Şûradaki gündem “Nasıl Bir Anayasa? Bürokratik Anayasa’dan, Demokratik ve Adil Bir Anayasa’ya Geçiş” olacak… Darbe ürünü 12 Eylül Anayasası artık gitmeli… Lâiklik tanımlanmalı ve ona göre yeniden yapılanmalı…
ESAM Başkanı, “Milletimizin büyük çoğunluğu “Hak ve Adalet Merkezli” “Millî, Demokratik ve Adil” yeni bir anayasayı arzulamaktadır” diyor… 1876’daki ilk uygulamadan beri aradan 135 yıl geçmiş, hâlâ millî ve adil bir anayasamız yok!..
Şimdi “Hak ve adalet merkezli, herkesin hak ve özgürlüklerini koruyan hukukun üstünlüğünü sağlayacak demokratik ve adil yeni bir anayasa” isteniyor…

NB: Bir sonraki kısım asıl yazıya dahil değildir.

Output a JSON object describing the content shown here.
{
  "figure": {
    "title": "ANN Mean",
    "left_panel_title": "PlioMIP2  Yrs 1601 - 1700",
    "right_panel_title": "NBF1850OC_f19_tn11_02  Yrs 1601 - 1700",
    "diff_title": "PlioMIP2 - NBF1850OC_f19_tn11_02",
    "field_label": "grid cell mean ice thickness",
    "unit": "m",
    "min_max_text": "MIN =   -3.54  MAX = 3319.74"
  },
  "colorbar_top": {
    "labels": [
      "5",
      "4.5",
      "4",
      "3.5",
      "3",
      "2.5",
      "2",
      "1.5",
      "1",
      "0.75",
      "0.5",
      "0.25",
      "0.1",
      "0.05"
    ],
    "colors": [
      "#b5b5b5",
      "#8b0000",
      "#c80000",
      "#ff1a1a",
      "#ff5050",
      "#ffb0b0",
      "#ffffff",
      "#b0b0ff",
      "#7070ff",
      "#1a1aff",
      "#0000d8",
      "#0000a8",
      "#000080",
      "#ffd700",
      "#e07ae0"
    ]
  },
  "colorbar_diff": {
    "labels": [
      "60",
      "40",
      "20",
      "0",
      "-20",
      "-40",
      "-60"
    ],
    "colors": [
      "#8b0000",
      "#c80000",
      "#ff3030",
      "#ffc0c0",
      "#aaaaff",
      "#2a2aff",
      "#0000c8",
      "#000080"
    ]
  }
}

“Dinsizliği özendiren lâiklik değil, dindarlığı teşvik eden bir lâiklik anlayışına göre anayasada düzenlemenin yapılmasını ve ateizme yol açan modası geçmiş lâiklik anlayışının son bulması” isteniyor…
Sayın Başbakan’ın üç kuzey Afrika ülkesini ziyaret ettiğinde gündeme getirdiği “Lâiklik meselesi”nin ne kadar önemli olduğunu, bu vesileyle bu köşede yazdığım son birkaç yazıda (6 yazı) açıklıkla belirttim; ayrıca “demokrasi, liberallik, sosyallik” kavramlarını da ilave etmeyi unutmadım ve hepsinin bize göre olması gereken tanımlamalarını yaptım…
Kavramların tanımı açıklıkla yapılmayınca, bulanık sularda balık avlamak kolay oluyor ve Cumhuriyet kurulduğundan beri kabak hep halkın yani Müslümanların başında patlıyor, zulmetmek isteyenler heva ve heveslerince istedikleri zulümleri yapıyor…
Artık yeter!
***
Yıllardan beri Erbakan Hocamızın önderliğinde anlatılan “Millî Görüş” ve “Adil (Ekonomik) Düzen” ile yine yıllardan beri bendenizin bu köşedeki yazılarımda “Adil Düzen merkezli çare ve çözümler” artık görülmeli… Üç maymunları oynayan ve göz göre göre “kör-sağır-dilsiz” davrananlar bu davranışlarına ve uygulamalarına artık son vermeli…
Halkımız ve bütün beşeriyet adına haykırıyoruz:
ARTIK YETER!
Çünkü bu “çare ve çözümleri” sadece biz, sadece halkımız değil, mazlum İslâm âlemi başta olmak üzere, zalim düzenlerin pençesinde inlemekte olan bütün insanlık bekliyor… Halkımızı ve insanlığı daha fazla bekletmeye hakkınız yok; ARTIK YETER!